Nel leggere il diario Niki rivede con gli occhi della memoria città che non ha mai visitato, ascolta suoni nuovi, come le campane del collegio e il coro delle ragazze, respira profumi e odori sconosciuti, può immaginare il sapore di pietanze mai assaggiate. Rivivi ricordi che non le appartengono e che l’avvicinano a quella che lei chiama bisnonna super. Con orgoglio e ammirazione la segue e la legge, compreso il periodo della guerra, che studia solo sui libri di storia e di cui non sa nulla di prima mano, e di come i suoi bisnonni abbiano salvato una famiglia di ebrei, invitando soldati tedeschi a cena:

Diedi loro un piatto di minestra. Insieme si bevve e si ascoltò musica. Carlo aveva trovato anche dei sigari da offrire per l’occasione. Mai avrebbero pensato che sopra la loro testa era nascosta una famiglia di ebrei. Non solo, se avessero saputo che la cena che ho preparato mi era stata insegnata da una donna ebrea… per tutti noi sarebbe stata la fine. Ma il piano funzionò, il brodo fu un tale successo che quell’ufficiale tedesco continuò a venire a cena da noi, portando con sé altri ufficiali. Non abbiamo mai avuto in casa così tanti tedeschi come in quel periodo. Molte volte abbiamo avuto il dubbio che avessero intuito, ma l’affetto verso di noi e la stima verso Carlo erano tali che quando la guerra finì e quell’ufficiale tedesco dovette far ritorno in patria, prima di partire regalò a Carlo la sua preziosa divisa. Era un regalo di riconoscenza. È stato un gesto molto bello.

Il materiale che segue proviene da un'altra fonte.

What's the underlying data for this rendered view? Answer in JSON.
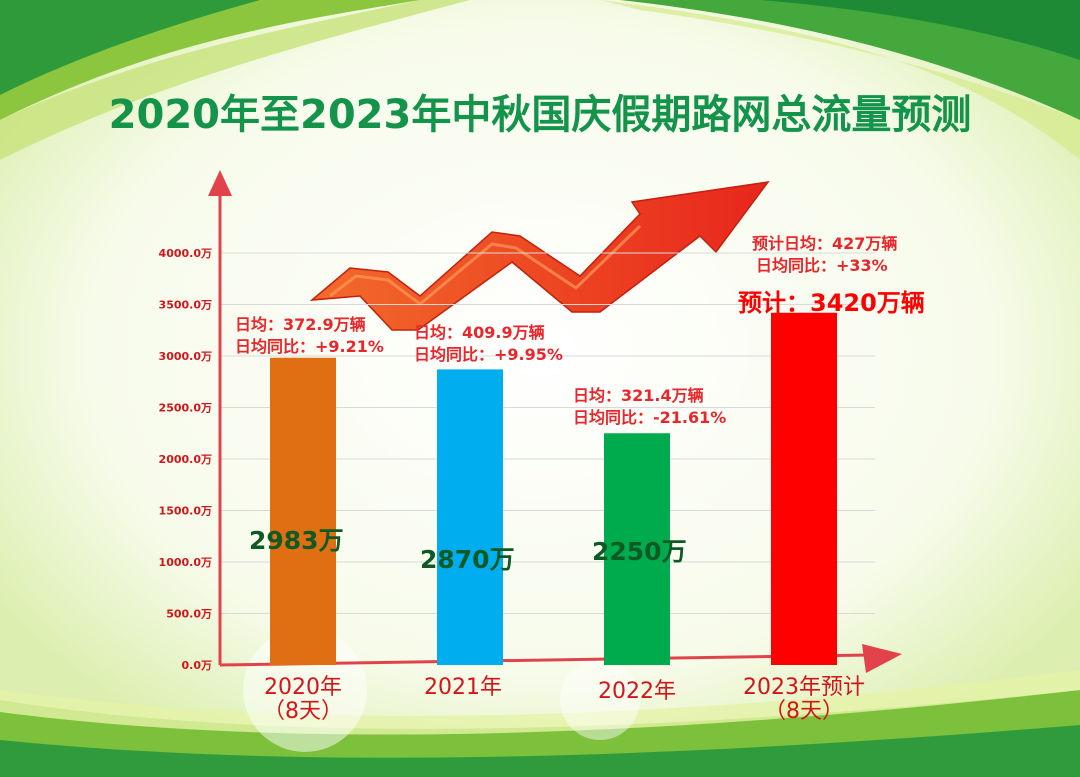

Come detto è un libro delicato, in cui l’autrice racconta col linguaggio di una dodicenne la scoperta di un passato che le appartiene, ma che non ha vissuto. Si percepisce l’affetto della bisnipote e la consapevolezza crescente di essere ciò che è, anche grazie a una persona che non ha conosciuto, ma che le ha lasciato in eredità molto più di un diario e un cappello. È un memento all’importanza della storia: della Storia, quella che coinvolge tutti, della storia familiare, quella che ognuno di noi ha, anche se non sempre ne è consapevole, e della storia personale, di come ognuno di noi affronta e fa propri i momenti della vita.

Nonostante appaia come un libro leggero, non lo è. I temi affrontati sono molti, gli spunti moltissimi, è compito del lettore, se vuole, fare le sue riflessioni, paragoni, oppure no. Si può anche decidere di leggere il libro come una semplice storiella, carina: le parole scritte di una signora anziana che vengono lette dalla sua bisnipote.

Io preferisco pensare che ognuno di noi, da qualche parte, abbia un diario e un cappello, e che magari si chiamano in altro modo, ma che è sempre bello (ri)scoprire.